"This view of why objects fall reigned until the
scientific revolution that began in the
Renaissance. “Standing on the shoulders of giants” like
Kepler and
Galileo,
Isaac Newton realized that the
apple falling to the ground and the
Moon
orbiting Earth were subject to the same gravitational force. The force
was proportional to the mass of the two bodies attracting each other and
inversely proportional to the square of the distance between them.

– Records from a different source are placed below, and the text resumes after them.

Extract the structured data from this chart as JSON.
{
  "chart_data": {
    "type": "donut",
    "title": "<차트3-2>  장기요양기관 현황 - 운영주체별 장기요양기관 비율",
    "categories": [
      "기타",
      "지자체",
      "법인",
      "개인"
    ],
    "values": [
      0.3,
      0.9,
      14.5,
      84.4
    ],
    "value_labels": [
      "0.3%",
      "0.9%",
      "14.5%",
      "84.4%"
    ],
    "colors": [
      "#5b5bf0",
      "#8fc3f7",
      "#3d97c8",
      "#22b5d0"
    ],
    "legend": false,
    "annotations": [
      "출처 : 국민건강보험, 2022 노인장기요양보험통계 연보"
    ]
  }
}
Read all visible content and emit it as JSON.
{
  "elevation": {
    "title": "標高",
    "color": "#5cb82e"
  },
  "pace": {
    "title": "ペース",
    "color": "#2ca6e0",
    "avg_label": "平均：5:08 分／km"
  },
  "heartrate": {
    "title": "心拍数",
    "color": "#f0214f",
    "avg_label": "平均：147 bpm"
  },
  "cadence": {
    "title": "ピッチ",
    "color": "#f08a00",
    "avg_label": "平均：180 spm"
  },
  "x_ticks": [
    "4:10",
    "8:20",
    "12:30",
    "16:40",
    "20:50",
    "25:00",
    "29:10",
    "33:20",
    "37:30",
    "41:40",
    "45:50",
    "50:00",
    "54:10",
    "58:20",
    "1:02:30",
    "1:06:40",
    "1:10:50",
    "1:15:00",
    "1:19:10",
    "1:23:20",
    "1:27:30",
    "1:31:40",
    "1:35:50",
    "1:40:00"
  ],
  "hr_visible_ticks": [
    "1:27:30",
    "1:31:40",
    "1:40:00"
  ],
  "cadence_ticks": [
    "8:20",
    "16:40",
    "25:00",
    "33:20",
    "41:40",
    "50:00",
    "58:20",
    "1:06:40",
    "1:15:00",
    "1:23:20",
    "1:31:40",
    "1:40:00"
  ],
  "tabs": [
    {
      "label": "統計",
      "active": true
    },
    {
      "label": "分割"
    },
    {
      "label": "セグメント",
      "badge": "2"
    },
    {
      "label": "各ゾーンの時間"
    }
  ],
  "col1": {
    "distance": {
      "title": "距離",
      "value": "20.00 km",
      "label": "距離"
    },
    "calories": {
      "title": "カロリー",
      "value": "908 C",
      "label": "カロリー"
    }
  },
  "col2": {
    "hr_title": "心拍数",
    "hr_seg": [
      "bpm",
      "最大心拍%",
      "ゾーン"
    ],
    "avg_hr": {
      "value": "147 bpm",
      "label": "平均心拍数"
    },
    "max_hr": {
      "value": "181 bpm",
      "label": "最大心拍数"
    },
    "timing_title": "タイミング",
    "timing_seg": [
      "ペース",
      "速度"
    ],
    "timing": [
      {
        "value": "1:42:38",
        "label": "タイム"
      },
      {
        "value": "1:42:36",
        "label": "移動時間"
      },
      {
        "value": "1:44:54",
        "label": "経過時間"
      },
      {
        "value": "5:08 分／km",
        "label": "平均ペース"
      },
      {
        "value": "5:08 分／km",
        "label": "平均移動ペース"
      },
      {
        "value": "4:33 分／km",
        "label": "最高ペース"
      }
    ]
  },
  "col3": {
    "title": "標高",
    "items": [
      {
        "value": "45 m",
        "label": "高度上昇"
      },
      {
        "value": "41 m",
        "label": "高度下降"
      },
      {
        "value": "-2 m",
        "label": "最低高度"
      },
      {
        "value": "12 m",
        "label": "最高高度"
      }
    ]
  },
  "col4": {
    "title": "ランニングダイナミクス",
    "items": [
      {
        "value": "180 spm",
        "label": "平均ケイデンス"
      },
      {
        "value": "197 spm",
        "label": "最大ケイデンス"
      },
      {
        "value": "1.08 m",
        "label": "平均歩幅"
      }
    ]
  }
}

(That is, when two bodies are twice as far apart as they were before,
the gravitational attraction is 1/[2×2], or ¼ as strong.) The force
operated between everything in the universe and explained the motions of
the Moon and the
planets very well.
Well, almost. Newtonian gravity had its triumphs. It was used to predict the location of the then unknown planet
Neptune. However, for
Mercury, the closest planet to the
Sun,
Newton’s law
was not quite as accurate in predicting the location of the planet’s
perihelion (the point in its orbit where it is the closest to the Sun)
as it was for the others. This point seemed to move about the Sun, and
the motion vexed astronomers until
Einstein introduced his theory of general
relativity in 1915, in which gravity is not a force reaching out across the universe but is a bending of
space-time around a massive object. The orbits of the planets and the apples falling to the ground follow the shape of space-time."